Par Jean-Jacques Nuel
Né à Genève en 1580, d’une famille protestante, Louis Garon remplit les fonctions de lecteur dans le prêche d’Oullins (Rhône) avant de devenir correcteur d’imprimerie. En 1609, il abjura pour se convertir au catholicisme.
De cet écrivain fécond, on trouve encore au fonds ancien des bibliothèques municipales quelques œuvres aux titres savoureux (Colloque des trois suppôts du Seigneur de la Coquille, 1610 ; Le chasse ennuy ou l’honnête entretien des bonnes compagnies, 1628…)

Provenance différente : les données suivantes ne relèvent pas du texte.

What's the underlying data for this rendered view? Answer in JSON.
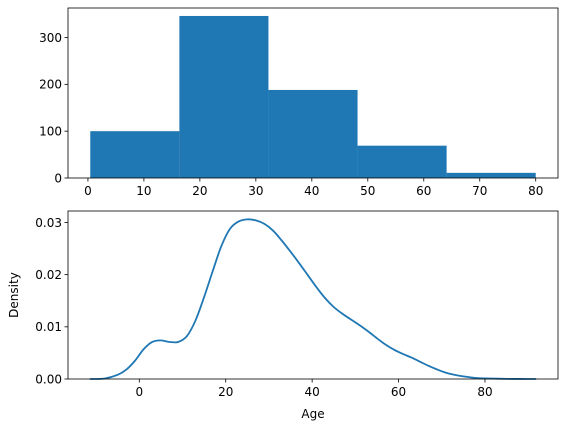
{
  "chart_data": [
    {
      "type": "bar",
      "subtype": "histogram",
      "color": "#1f77b4",
      "bins": [
        {
          "start": 0.42,
          "end": 16.34,
          "count": 100
        },
        {
          "start": 16.34,
          "end": 32.25,
          "count": 346
        },
        {
          "start": 32.25,
          "end": 48.17,
          "count": 188
        },
        {
          "start": 48.17,
          "end": 64.08,
          "count": 69
        },
        {
          "start": 64.08,
          "end": 80.0,
          "count": 11
        }
      ],
      "xlim": [
        -3.56,
        83.98
      ],
      "ylim": [
        0,
        363
      ],
      "xticks": [
        0,
        10,
        20,
        30,
        40,
        50,
        60,
        70,
        80
      ],
      "yticks": [
        0,
        100,
        200,
        300
      ],
      "xtick_labels": [
        "0",
        "10",
        "20",
        "30",
        "40",
        "50",
        "60",
        "70",
        "80"
      ],
      "ytick_labels": [
        "0",
        "100",
        "200",
        "300"
      ],
      "xlabel": "",
      "ylabel": "",
      "grid": false
    },
    {
      "type": "line",
      "subtype": "kde",
      "color": "#1f77b4",
      "x": [
        -11.3,
        -8,
        -5,
        -3,
        -1,
        1,
        3,
        5,
        7,
        9,
        11,
        13,
        15,
        17,
        19,
        21,
        23,
        25,
        27,
        29,
        31,
        33,
        35,
        37,
        39,
        41,
        43,
        45,
        47,
        49,
        51,
        53,
        55,
        57,
        59,
        61,
        63,
        65,
        67,
        69,
        71,
        73,
        75,
        78,
        81,
        85,
        88,
        91.7
      ],
      "y": [
        0.0,
        0.0001,
        0.0008,
        0.0018,
        0.0035,
        0.0057,
        0.0071,
        0.0074,
        0.0071,
        0.0071,
        0.0082,
        0.0112,
        0.0157,
        0.0207,
        0.0255,
        0.0288,
        0.0302,
        0.0306,
        0.0304,
        0.0297,
        0.0284,
        0.0265,
        0.0244,
        0.0222,
        0.0199,
        0.0176,
        0.0155,
        0.0138,
        0.0125,
        0.0114,
        0.0103,
        0.0091,
        0.0078,
        0.0066,
        0.0056,
        0.0048,
        0.0041,
        0.0033,
        0.0025,
        0.0018,
        0.0012,
        0.0008,
        0.0005,
        0.0002,
        0.0001,
        3e-05,
        1e-05,
        0.0
      ],
      "xlim": [
        -16.5,
        96.9
      ],
      "ylim": [
        0,
        0.0322
      ],
      "xticks": [
        0,
        20,
        40,
        60,
        80
      ],
      "yticks": [
        0.0,
        0.01,
        0.02,
        0.03
      ],
      "xtick_labels": [
        "0",
        "20",
        "40",
        "60",
        "80"
      ],
      "ytick_labels": [
        "0.00",
        "0.01",
        "0.02",
        "0.03"
      ],
      "xlabel": "Age",
      "ylabel": "Density",
      "grid": false
    }
  ]
}
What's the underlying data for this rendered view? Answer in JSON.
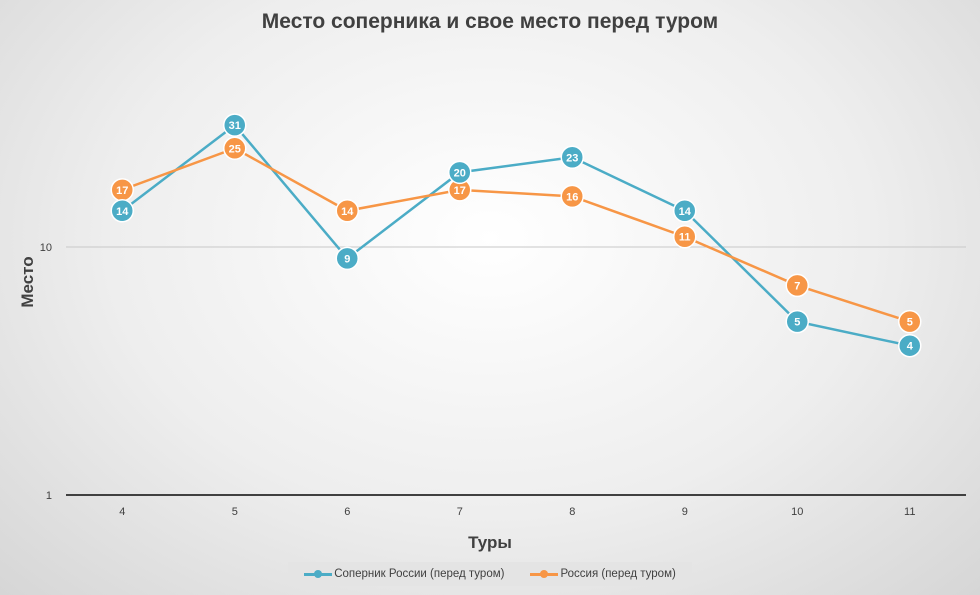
{
  "chart_data": {
    "type": "line",
    "title": "Место соперника и свое место перед туром",
    "xlabel": "Туры",
    "ylabel": "Место",
    "categories": [
      "4",
      "5",
      "6",
      "7",
      "8",
      "9",
      "10",
      "11"
    ],
    "y_scale": "log",
    "ylim": [
      1,
      56
    ],
    "y_ticks": [
      "1",
      "10"
    ],
    "grid": true,
    "legend_position": "bottom",
    "series": [
      {
        "name": "Соперник России (перед туром)",
        "color": "#4bacc6",
        "values": [
          14,
          31,
          9,
          20,
          23,
          14,
          5,
          4
        ]
      },
      {
        "name": "Россия (перед туром)",
        "color": "#f79646",
        "values": [
          17,
          25,
          14,
          17,
          16,
          11,
          7,
          5
        ]
      }
    ]
  }
}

Les Stances sur l’ancienne confrérie du Saint-Esprit, ci-dessous reproduites, ont été rééditées au 19e siècle dans la Revue du Lyonnais (1837, tome 5).

*

Les « Stances sur l’ancienne confrérie du Saint-Esprit » présentent un double intérêt, poétique et historique : elles relatent un soulèvement populaire qui survint à Lyon, en 1403, durant les fêtes de Pentecôte. Le petit peuple de la ville se révolta contre les bourgeois et prétendit gouverner à leur place. La sédition fut vite et sévèrement réprimée. L’année suivante, à Pentecôte, on institua la fête du Cheval fol qui rappelait en le tournant en dérision le soulèvement populaire ; Louis Garon fut témoin de l’une des dernières célébrations de cette fête.

Sous Charles sixième on vit la populace
De Lyon mutinée et remplie d’audace,
Voulant fouler aux pieds tous les supérieurs,
Disant il ne faut plus qu’ores on nous commande ;
Nous avons notre tour, sus, sus, qu’on se débande,
Mettons dessous nos pieds et rois et gouverneurs.

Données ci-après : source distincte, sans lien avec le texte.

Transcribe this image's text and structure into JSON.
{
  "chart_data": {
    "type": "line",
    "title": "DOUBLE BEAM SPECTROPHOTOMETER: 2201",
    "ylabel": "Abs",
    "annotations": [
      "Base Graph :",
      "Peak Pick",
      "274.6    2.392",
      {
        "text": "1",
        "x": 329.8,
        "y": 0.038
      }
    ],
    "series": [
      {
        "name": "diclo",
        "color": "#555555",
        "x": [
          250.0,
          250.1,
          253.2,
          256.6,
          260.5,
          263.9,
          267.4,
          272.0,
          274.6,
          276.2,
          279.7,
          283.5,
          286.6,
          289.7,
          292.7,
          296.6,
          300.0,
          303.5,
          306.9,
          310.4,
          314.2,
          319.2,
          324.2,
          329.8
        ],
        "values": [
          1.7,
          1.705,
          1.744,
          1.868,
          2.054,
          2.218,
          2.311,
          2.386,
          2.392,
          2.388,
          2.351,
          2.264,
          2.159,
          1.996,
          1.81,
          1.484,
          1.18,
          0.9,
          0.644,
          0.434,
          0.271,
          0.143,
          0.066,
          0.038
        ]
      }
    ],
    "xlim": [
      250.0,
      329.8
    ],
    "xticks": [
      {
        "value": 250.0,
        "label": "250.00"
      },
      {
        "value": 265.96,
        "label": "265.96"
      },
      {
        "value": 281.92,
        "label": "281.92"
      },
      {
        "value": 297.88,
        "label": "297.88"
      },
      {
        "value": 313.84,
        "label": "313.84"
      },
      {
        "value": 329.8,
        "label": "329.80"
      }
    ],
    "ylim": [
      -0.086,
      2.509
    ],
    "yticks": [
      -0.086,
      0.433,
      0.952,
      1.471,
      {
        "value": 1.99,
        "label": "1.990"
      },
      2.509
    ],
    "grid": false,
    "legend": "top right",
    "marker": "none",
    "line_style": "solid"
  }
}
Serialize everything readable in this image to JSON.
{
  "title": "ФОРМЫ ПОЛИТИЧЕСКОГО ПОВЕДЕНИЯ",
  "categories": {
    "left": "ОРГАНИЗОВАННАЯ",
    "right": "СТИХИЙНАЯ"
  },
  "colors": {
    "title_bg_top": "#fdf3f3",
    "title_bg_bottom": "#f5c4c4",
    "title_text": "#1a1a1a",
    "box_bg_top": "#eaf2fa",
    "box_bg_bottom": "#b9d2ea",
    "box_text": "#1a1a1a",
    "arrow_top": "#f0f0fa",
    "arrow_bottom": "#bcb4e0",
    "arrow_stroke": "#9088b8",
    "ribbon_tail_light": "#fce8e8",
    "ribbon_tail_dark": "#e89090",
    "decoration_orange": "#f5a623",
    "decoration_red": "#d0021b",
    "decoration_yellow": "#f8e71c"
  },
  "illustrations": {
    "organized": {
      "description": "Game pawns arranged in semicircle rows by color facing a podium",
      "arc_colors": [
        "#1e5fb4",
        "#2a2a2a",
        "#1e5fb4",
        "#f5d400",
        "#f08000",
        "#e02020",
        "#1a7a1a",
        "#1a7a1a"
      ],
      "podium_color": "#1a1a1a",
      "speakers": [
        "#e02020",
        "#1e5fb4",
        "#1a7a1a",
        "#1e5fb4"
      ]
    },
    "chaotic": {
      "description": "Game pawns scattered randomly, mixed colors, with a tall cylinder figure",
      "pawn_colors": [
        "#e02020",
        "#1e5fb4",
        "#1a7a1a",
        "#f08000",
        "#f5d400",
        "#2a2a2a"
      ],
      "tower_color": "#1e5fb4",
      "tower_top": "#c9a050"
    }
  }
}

Deux cents ans sont passés que la tourbe mutine
Renversant l’équité, la conduite divine,
Voulut le consulat à son tour gouverner ;
Et voulant saccager, brûler, mettre au pillage
Les plus riches bourgeois, par un conseil volage,
On la vit comme folle en armes s’élever.
Justice est sans respects où règne violence.
On ne peut tout soudain abattre l’insolence
D’un peuple mutiné, débandé de raison.
Il faut que peu à peu il passe sa furie,
Et comme ja vaincu par sa même folie,
On le trouve à loisir dans sa propre maison.

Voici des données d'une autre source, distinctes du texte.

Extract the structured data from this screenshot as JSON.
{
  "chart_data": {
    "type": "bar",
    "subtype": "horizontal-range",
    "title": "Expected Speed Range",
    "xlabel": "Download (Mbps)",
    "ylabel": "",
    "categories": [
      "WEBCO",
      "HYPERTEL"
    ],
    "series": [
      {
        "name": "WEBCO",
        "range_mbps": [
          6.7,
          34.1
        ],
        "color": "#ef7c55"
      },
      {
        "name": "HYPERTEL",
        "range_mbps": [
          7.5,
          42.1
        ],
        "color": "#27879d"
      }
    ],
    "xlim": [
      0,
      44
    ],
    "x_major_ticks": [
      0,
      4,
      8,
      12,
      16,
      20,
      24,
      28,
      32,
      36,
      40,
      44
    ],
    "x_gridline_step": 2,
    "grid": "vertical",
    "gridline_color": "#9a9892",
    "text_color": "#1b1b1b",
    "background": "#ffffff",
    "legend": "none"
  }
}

Pour fuir la fureur de cette hydre cruelle,
Les tours et les clochers servent de citadelle
Aux plus riches bourgeois ja de frayeurs tremblants.
Même l’abbé d’Ainay, en ces célèbres fêtes,
Se cantonne en ses tours, et à coups d’arbalètes,
Abat de ces mutins les assauts violents.
Encor ne parlait-on de l’horrible furie
Du canon, de la poudre, ennemis de la vie.
Le salpêtre subtil ne montrait ses efforts
Aux furieux combats, aux assauts, aux alarmes.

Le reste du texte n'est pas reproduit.